Steel or Gut? the best strings for the double bass(Letto 204 volte)



Steel or Intestine?

Many people ask me why I use gut strings, which most people view with reverential awe. “What, you use gut strings for jazz too?” or “You use gut strings in the orchestra too? How do you do that?” As if there were only one repertoire suitable for gut strings.

However: without a doubt, the gut is better. 

I started playing the double bass around 1975, teaching myself. Back then, I obviously knew nothing about strings, how to use a bow, jazz, etc. At the time, I liked a sound with a lot of sustain, little attack and a bit of a ’meowing“ quality (today I find it awful).
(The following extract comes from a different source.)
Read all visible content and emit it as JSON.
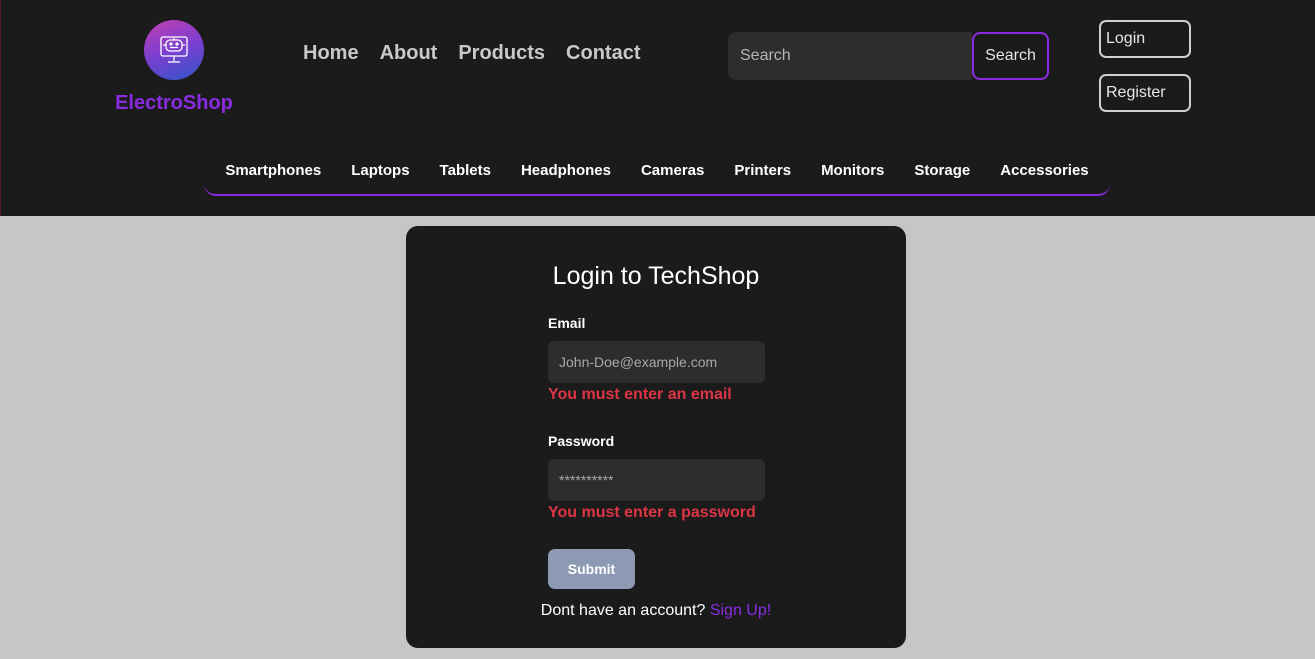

Pickups were few and far between, expensive and had a terrible sound. I remember the Polytone, a kind of screw that was installed between the bridge feet, the Barcus Berry, a piezoelectric bar that was attached to the bridge with sticky putty, and the Underwood, a double piezo that was inserted into the folds of the bridge. The latter in particular had a characteristic mid-range, nasal sound with a lot of sustain. 

Anonymous Italian instrument – late 18th century

The strings

But let's get back to strings: the best ones for me were Thomastik Spirocore, strings that sound the same on almost any instrument, which is a good thing if you have a rubbish instrument, but a bad thing if you are lucky enough to own an excellent Italian instrument from the last century.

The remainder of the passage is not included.